Биаст подошел и встал рядом с Ингри, настороженно посматривая на него. На его лице были написаны смешанные чувства – и растерянность, и вызов. Безуспешно пытаясь помочь себе иронией, он пробормотал:
– Не следует ли мне называть вас здесь «сир»?
– Вам нет надобности как-нибудь меня называть: достаточно выполнить то, что от вас требуется. С Фарой все в порядке? – Ингри кивнул в сторону все еще поникшей принцессы, к которой подходила Халлана.
– Я предлагал отвести ее туда, где ждут Симарк и слуги священнослужителей, но она отказалась. Она говорит, что желает быть свидетельницей…
– Она это заслужила. – К тому же она была единственной, кто знал обо всем, что делал Хорсривер, – с момента смерти ее отца до… до того, что могла принести с собой эта ночь. Если ему удастся выжить, это могло оказаться важным. «Если же не выживу, то, возможно, еще более важным…»
– Воины по большей части окажутся вашими, как я подозреваю, – сказал Ингри Биасту. – У древних королей было две обязанности: вести своих воинов в бой и приводить их обратно, домой. О второй из них Хорсривер в своем безумии и отчаянии забыл. Что касается этих воинов Древнего Вилда, их долг перед королем выполнен; остается только долг короля перед ними.

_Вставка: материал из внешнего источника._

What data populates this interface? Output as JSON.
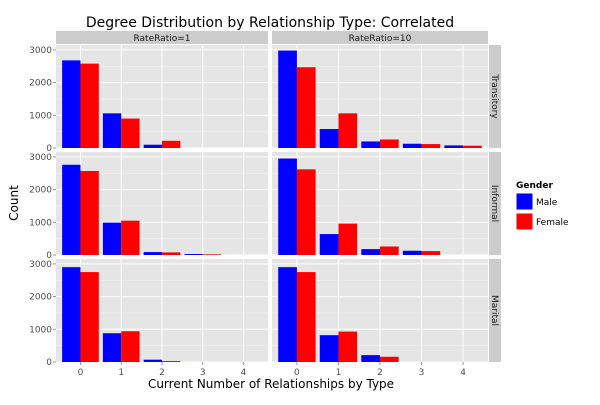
{
  "chart_data": {
    "type": "bar",
    "title": "Degree Distribution by Relationship Type: Correlated",
    "xlabel": "Current Number of Relationships by Type",
    "ylabel": "Count",
    "x_categories": [
      "0",
      "1",
      "2",
      "3",
      "4"
    ],
    "y_ticks": [
      0,
      1000,
      2000,
      3000
    ],
    "ylim": [
      0,
      3150
    ],
    "grid": true,
    "legend": {
      "title": "Gender",
      "position": "right",
      "entries": [
        {
          "name": "Male",
          "color": "#0000ff"
        },
        {
          "name": "Female",
          "color": "#ff0000"
        }
      ]
    },
    "facet_cols": [
      "RateRatio=1",
      "RateRatio=10"
    ],
    "facet_rows": [
      "Transitory",
      "Informal",
      "Marital"
    ],
    "panels": [
      {
        "row": "Transitory",
        "col": "RateRatio=1",
        "male": [
          2680,
          1060,
          100,
          0,
          0
        ],
        "female": [
          2580,
          900,
          220,
          0,
          0
        ]
      },
      {
        "row": "Transitory",
        "col": "RateRatio=10",
        "male": [
          2980,
          580,
          200,
          130,
          80
        ],
        "female": [
          2470,
          1060,
          260,
          120,
          70
        ]
      },
      {
        "row": "Informal",
        "col": "RateRatio=1",
        "male": [
          2760,
          990,
          90,
          30,
          0
        ],
        "female": [
          2570,
          1050,
          80,
          20,
          0
        ]
      },
      {
        "row": "Informal",
        "col": "RateRatio=10",
        "male": [
          2950,
          640,
          180,
          130,
          0
        ],
        "female": [
          2620,
          960,
          260,
          120,
          0
        ]
      },
      {
        "row": "Marital",
        "col": "RateRatio=1",
        "male": [
          2900,
          880,
          70,
          0,
          0
        ],
        "female": [
          2750,
          940,
          30,
          0,
          0
        ]
      },
      {
        "row": "Marital",
        "col": "RateRatio=10",
        "male": [
          2900,
          820,
          210,
          0,
          0
        ],
        "female": [
          2750,
          930,
          160,
          0,
          0
        ]
      }
    ],
    "colors": {
      "panel_bg": "#e5e5e5",
      "grid": "#ffffff",
      "strip_bg": "#cccccc"
    }
  }
}
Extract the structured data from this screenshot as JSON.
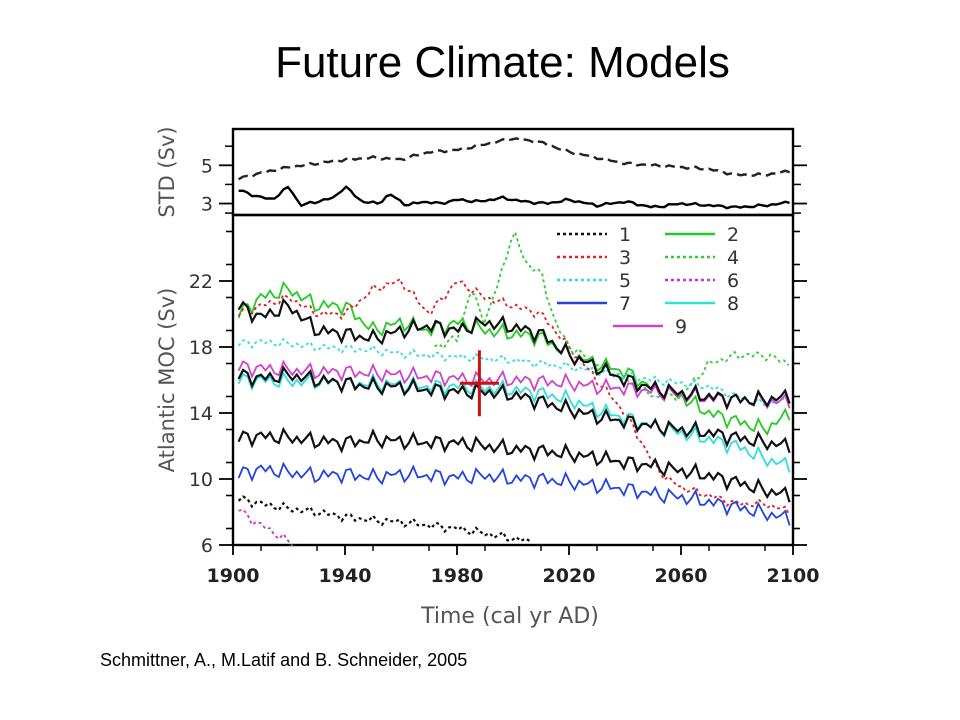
{
  "slide": {
    "title": "Future Climate: Models",
    "citation": "Schmittner, A., M.Latif and B. Schneider, 2005"
  },
  "chart_data": [
    {
      "panel": "top",
      "type": "line",
      "ylabel": "STD (Sv)",
      "yticks": [
        3,
        5
      ],
      "ylim": [
        2.4,
        6.9
      ],
      "xlim": [
        1900,
        2100
      ],
      "series": [
        {
          "style": "dashed",
          "color": "#222222",
          "x": [
            1902,
            1910,
            1920,
            1930,
            1940,
            1950,
            1960,
            1970,
            1980,
            1990,
            2000,
            2010,
            2020,
            2030,
            2040,
            2050,
            2060,
            2070,
            2080,
            2090,
            2099
          ],
          "y": [
            4.3,
            4.6,
            4.9,
            5.1,
            5.3,
            5.4,
            5.3,
            5.7,
            5.8,
            6.1,
            6.4,
            6.2,
            5.7,
            5.4,
            5.1,
            5.0,
            4.9,
            4.8,
            4.5,
            4.5,
            4.7
          ]
        },
        {
          "style": "solid",
          "color": "#000000",
          "x": [
            1902,
            1908,
            1914,
            1920,
            1924,
            1930,
            1936,
            1940,
            1946,
            1952,
            1956,
            1962,
            1968,
            1974,
            1980,
            1988,
            1996,
            2004,
            2012,
            2020,
            2030,
            2040,
            2050,
            2060,
            2070,
            2080,
            2090,
            2096,
            2099
          ],
          "y": [
            3.7,
            3.4,
            3.2,
            3.9,
            2.9,
            3.1,
            3.3,
            3.9,
            3.1,
            3.0,
            3.5,
            2.9,
            3.1,
            3.0,
            3.2,
            3.1,
            3.3,
            3.1,
            3.0,
            3.2,
            2.9,
            3.1,
            2.8,
            3.0,
            2.9,
            2.8,
            2.9,
            3.0,
            3.1
          ]
        }
      ]
    },
    {
      "panel": "bottom",
      "type": "line",
      "xlabel": "Time (cal yr AD)",
      "ylabel": "Atlantic MOC (Sv)",
      "xlim": [
        1900,
        2100
      ],
      "ylim": [
        6,
        26
      ],
      "xticks": [
        1900,
        1940,
        1980,
        2020,
        2060,
        2100
      ],
      "yticks": [
        6,
        10,
        14,
        18,
        22
      ],
      "observation": {
        "x": 1988,
        "y": 15.8,
        "xerr": 7,
        "yerr": 2,
        "color": "#cc1111"
      },
      "series": [
        {
          "name": "1",
          "color": "#111111",
          "style": "dotted",
          "x": [
            1902,
            1910,
            1920,
            1930,
            1940,
            1950,
            1960,
            1970,
            1980,
            1990,
            2000,
            2006
          ],
          "y": [
            8.8,
            8.5,
            8.2,
            8.0,
            7.7,
            7.5,
            7.4,
            7.2,
            7.0,
            6.7,
            6.4,
            6.2
          ]
        },
        {
          "name": "2",
          "color": "#22cc22",
          "style": "solid",
          "x": [
            1902,
            1910,
            1920,
            1930,
            1940,
            1950,
            1960,
            1970,
            1980,
            1990,
            2000,
            2010,
            2020,
            2030,
            2040,
            2050,
            2060,
            2070,
            2080,
            2090,
            2099
          ],
          "y": [
            20,
            21,
            21.5,
            20.5,
            20.5,
            19,
            19.5,
            19,
            19.5,
            19,
            18.8,
            18.6,
            17.5,
            17,
            16.5,
            15.5,
            15,
            14,
            13.5,
            13,
            14
          ]
        },
        {
          "name": "3",
          "color": "#dd2222",
          "style": "dotted",
          "x": [
            1902,
            1910,
            1920,
            1930,
            1940,
            1950,
            1960,
            1970,
            1980,
            1990,
            2000,
            2010,
            2020,
            2030,
            2040,
            2045,
            2050,
            2055,
            2060,
            2070,
            2080,
            2090,
            2099
          ],
          "y": [
            20,
            20.5,
            21,
            20,
            20,
            21.5,
            22,
            20,
            22,
            21,
            20.5,
            20,
            18,
            16,
            14,
            12.5,
            11,
            10,
            9.5,
            9,
            8.5,
            8.5,
            8
          ]
        },
        {
          "name": "4",
          "color": "#33cc33",
          "style": "dotted",
          "x": [
            1972,
            1980,
            1985,
            1990,
            1995,
            2000,
            2005,
            2010,
            2015,
            2020,
            2030,
            2040,
            2050,
            2060,
            2070,
            2080,
            2090,
            2099
          ],
          "y": [
            18,
            18.5,
            21.5,
            19.5,
            22,
            25,
            23,
            22.5,
            19.5,
            18,
            17,
            16,
            15,
            15,
            17,
            17.5,
            17.5,
            17
          ]
        },
        {
          "name": "5",
          "color": "#33dddd",
          "style": "dotted",
          "x": [
            1902,
            1910,
            1920,
            1930,
            1940,
            1950,
            1960,
            1970,
            1980,
            1990,
            2000,
            2010,
            2020,
            2030,
            2040,
            2050,
            2060,
            2070,
            2080,
            2090,
            2099
          ],
          "y": [
            18.2,
            18.3,
            18.2,
            18,
            17.9,
            17.8,
            17.6,
            17.5,
            17.4,
            17.3,
            17.2,
            17,
            16.8,
            16.5,
            16.3,
            16,
            15.8,
            15.6,
            15,
            14.5,
            14.8
          ]
        },
        {
          "name": "6",
          "color": "#cc33cc",
          "style": "dotted",
          "x": [
            1902,
            1906,
            1910,
            1914,
            1918,
            1922
          ],
          "y": [
            8.2,
            7.6,
            7.2,
            6.8,
            6.4,
            6.0
          ]
        },
        {
          "name": "7",
          "color": "#2244dd",
          "style": "solid",
          "x": [
            1902,
            1910,
            1920,
            1930,
            1940,
            1950,
            1960,
            1970,
            1980,
            1990,
            2000,
            2010,
            2020,
            2030,
            2040,
            2050,
            2060,
            2070,
            2080,
            2090,
            2099
          ],
          "y": [
            10.3,
            10.6,
            10.4,
            10.2,
            10.3,
            10.1,
            10.3,
            10.2,
            10.1,
            10.2,
            10,
            10,
            9.8,
            9.6,
            9.4,
            9.1,
            8.9,
            8.6,
            8.3,
            7.9,
            7.6
          ]
        },
        {
          "name": "8",
          "color": "#33dddd",
          "style": "solid",
          "x": [
            1902,
            1910,
            1920,
            1930,
            1940,
            1950,
            1960,
            1970,
            1980,
            1990,
            2000,
            2010,
            2020,
            2030,
            2040,
            2050,
            2060,
            2070,
            2080,
            2090,
            2099
          ],
          "y": [
            16,
            16,
            15.9,
            15.9,
            15.8,
            15.8,
            15.7,
            15.6,
            15.6,
            15.5,
            15.4,
            15.2,
            14.8,
            14.2,
            13.7,
            13.2,
            12.8,
            12.4,
            12,
            11.2,
            10.8
          ]
        },
        {
          "name": "9",
          "color": "#cc44cc",
          "style": "solid",
          "x": [
            1902,
            1910,
            1920,
            1930,
            1940,
            1950,
            1960,
            1970,
            1980,
            1990,
            2000,
            2010,
            2020,
            2030,
            2040,
            2050,
            2060,
            2070,
            2080,
            2090,
            2099
          ],
          "y": [
            16.8,
            16.7,
            16.6,
            16.5,
            16.5,
            16.4,
            16.3,
            16.2,
            16.1,
            16,
            16,
            15.9,
            15.8,
            15.6,
            15.5,
            15.3,
            15.1,
            14.9,
            14.8,
            14.7,
            14.7
          ]
        },
        {
          "color": "#111111",
          "style": "solid",
          "x": [
            1902,
            1910,
            1920,
            1930,
            1940,
            1950,
            1960,
            1970,
            1980,
            1990,
            2000,
            2010,
            2020,
            2030,
            2040,
            2050,
            2060,
            2070,
            2080,
            2090,
            2099
          ],
          "y": [
            20.5,
            19.8,
            20.5,
            19,
            18.8,
            18.5,
            19,
            19.3,
            19,
            19.5,
            19.2,
            18.8,
            17.5,
            16.8,
            16,
            15.5,
            15.2,
            15,
            14.8,
            14.8,
            15
          ]
        },
        {
          "color": "#111111",
          "style": "solid",
          "x": [
            1902,
            1910,
            1920,
            1930,
            1940,
            1950,
            1960,
            1970,
            1980,
            1990,
            2000,
            2010,
            2020,
            2030,
            2040,
            2050,
            2060,
            2070,
            2080,
            2090,
            2099
          ],
          "y": [
            16.3,
            16.1,
            16.3,
            16,
            15.8,
            15.6,
            15.6,
            15.4,
            15.3,
            15.3,
            15.1,
            14.7,
            14.2,
            13.8,
            13.5,
            13.2,
            13,
            12.8,
            12.5,
            12.2,
            12
          ]
        },
        {
          "color": "#111111",
          "style": "solid",
          "x": [
            1902,
            1910,
            1920,
            1930,
            1940,
            1950,
            1960,
            1970,
            1980,
            1990,
            2000,
            2010,
            2020,
            2030,
            2040,
            2050,
            2060,
            2070,
            2080,
            2090,
            2099
          ],
          "y": [
            12.5,
            12.6,
            12.5,
            12.3,
            12.2,
            12.4,
            12.3,
            12.2,
            12.2,
            12,
            11.8,
            11.7,
            11.5,
            11.3,
            11,
            10.8,
            10.5,
            10.2,
            9.8,
            9.3,
            9.0
          ]
        }
      ]
    }
  ]
}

Эта ночь, – вздохнул Ингри, – будет долгой.
Биаст сглотнул и коротко кивнул.
– Продолжайте.
Ингри оглядел призрачных воинов, которые снова начали напирать, и обратился к ним, повысив голос, хотя в этом, возможно, и не было надобности: каждое его слово было слышно повсюду на Кровавом Поле:
– Не опасайтесь быть забытыми, родичи. Моя вахта не закончится, пока вы не будете освобождены от вашей.
Перед ним преклонил колено молодой светлобородый воин – первый из длинной череды юношей, многие из которых были ужасно изувечены. Ингри выпускал на свободу одного животного за другим – кабанов и медведей, лошадей и волков, оленей и рысей, соколов и барсуков. Биаст присматривался к каждому из тех, кто проходил через его руки, словно видя в них собственное пугающее отражение.